The cat stayed. Pepsi and Mini learned to mostly keep their distance. Neither of them took over the boss roosts on the window seat or the big chair. Slim’s presence was evident in the grey hairs and indentations.
Mini wasn’t a healthy cat, and she eventually succumbed to the illnesses that came from her desperate early days. She was found as a week-old kitten in a plastic bag in a bin. She was kept alive in a cage with no contact with other animals. She never learned self-control or language skills. She never learned how to use her tail to speak. But she lived a reasonable life, with moths for friends (and the occasional lizard, but that’s another story).
Pepsi remains, but she’s getting old, and my heart is trying to prepare me for another end to a story.

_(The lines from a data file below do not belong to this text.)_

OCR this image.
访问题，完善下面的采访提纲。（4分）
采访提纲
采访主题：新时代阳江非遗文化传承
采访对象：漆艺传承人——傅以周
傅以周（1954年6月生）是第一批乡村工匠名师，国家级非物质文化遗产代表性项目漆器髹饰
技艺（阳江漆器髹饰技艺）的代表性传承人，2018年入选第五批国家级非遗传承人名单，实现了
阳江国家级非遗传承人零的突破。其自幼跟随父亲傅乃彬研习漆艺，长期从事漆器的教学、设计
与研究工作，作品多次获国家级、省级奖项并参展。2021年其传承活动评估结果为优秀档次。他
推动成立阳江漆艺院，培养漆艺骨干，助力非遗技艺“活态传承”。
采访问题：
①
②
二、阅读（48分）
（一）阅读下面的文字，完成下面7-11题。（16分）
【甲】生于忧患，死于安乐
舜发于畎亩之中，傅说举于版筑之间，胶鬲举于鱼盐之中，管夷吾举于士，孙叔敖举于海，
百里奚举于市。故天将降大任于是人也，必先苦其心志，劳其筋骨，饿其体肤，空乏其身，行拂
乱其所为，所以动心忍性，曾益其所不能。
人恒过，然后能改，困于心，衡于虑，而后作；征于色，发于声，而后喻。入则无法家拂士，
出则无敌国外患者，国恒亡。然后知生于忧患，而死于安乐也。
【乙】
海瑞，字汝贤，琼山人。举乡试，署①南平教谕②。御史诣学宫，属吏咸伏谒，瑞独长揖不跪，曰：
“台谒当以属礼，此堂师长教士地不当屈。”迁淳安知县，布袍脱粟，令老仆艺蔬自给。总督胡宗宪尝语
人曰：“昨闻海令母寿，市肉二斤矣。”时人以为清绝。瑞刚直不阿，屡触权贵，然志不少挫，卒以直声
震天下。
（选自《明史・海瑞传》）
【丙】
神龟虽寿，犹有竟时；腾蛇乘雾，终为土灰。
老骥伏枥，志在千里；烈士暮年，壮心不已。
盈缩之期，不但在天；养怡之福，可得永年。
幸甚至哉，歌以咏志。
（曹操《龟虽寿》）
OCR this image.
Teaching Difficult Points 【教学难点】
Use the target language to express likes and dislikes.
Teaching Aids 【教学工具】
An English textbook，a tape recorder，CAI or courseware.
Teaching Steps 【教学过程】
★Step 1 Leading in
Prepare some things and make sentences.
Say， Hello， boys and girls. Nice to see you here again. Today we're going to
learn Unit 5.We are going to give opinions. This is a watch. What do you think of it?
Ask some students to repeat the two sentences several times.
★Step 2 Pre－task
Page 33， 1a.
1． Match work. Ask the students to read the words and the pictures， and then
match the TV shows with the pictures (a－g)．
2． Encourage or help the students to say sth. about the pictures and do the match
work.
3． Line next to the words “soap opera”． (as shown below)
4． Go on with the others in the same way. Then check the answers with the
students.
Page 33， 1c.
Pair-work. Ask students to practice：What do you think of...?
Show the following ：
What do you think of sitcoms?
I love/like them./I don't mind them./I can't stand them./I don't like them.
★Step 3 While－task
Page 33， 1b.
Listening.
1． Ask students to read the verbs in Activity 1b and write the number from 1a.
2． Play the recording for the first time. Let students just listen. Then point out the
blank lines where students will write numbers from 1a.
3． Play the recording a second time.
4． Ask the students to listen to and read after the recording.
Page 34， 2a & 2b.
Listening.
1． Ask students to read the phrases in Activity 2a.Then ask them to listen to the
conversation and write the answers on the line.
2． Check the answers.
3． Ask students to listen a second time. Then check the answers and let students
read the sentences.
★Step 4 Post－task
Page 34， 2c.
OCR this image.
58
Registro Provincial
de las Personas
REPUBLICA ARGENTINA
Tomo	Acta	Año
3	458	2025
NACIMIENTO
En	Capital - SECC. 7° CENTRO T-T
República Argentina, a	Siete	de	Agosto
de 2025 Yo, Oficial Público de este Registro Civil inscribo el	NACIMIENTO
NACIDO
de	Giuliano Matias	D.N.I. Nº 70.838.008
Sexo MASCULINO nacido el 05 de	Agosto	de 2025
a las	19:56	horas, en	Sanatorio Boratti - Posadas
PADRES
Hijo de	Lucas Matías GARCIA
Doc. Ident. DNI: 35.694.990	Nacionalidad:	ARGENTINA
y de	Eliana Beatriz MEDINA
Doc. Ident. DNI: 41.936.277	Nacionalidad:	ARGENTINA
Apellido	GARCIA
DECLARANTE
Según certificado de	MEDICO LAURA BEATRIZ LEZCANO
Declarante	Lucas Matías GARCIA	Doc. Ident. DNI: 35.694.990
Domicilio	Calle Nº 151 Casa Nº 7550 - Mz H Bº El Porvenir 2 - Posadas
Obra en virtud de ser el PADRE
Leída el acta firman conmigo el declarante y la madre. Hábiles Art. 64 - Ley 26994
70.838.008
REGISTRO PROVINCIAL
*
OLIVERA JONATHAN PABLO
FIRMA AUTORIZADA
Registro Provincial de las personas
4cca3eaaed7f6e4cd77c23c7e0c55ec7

The visits to the vet get more regular, the problems less treatable. She’s allergic to lots of stuff, and is very good at pill disposal when no one’s looking. I don’t blame her. Some of those drugs have horrendous side-effects.
She’s fading now, the grey almost hiding the tan-coloured heart shape on her side (she has two, but one needs to have her curled up to be visible).
She has both our hearts, and though we try not to think of that bridge coming ever closer … it does, and our hearts break a little bit more, day by day, knowing what’s to come.
However, no one told the dog. She goes outside and climbs up the rocks to the top level of the garden, and then leaps down. It’s not a low wall. She leaps across about a metre of rock, and from a height of two metres. Onces, the front legs collapsed under her and she skidded along on her right side. She didn’t move, didn’t struggle, but her eyes were wild.
My panic had to stay hidden, and I calmed her down, checked her over, held her stable until she regained some confidence. She was battered and bruised, but okay. No limps or lumps or breaks.
The biggest problem with her never-say-die attitude is that I think she blames me for the pain, and when I try to touch her now, she shrinks away.
And, yes, I’ve put up a barrier to the high part of the garden, but this morning … where do you think she was?
Terriers seem to like to tempt death. Or to give their owners a heart attack. Now I have to think of a way to ensure a sneaky little rat-dog can’t climb the mountain again.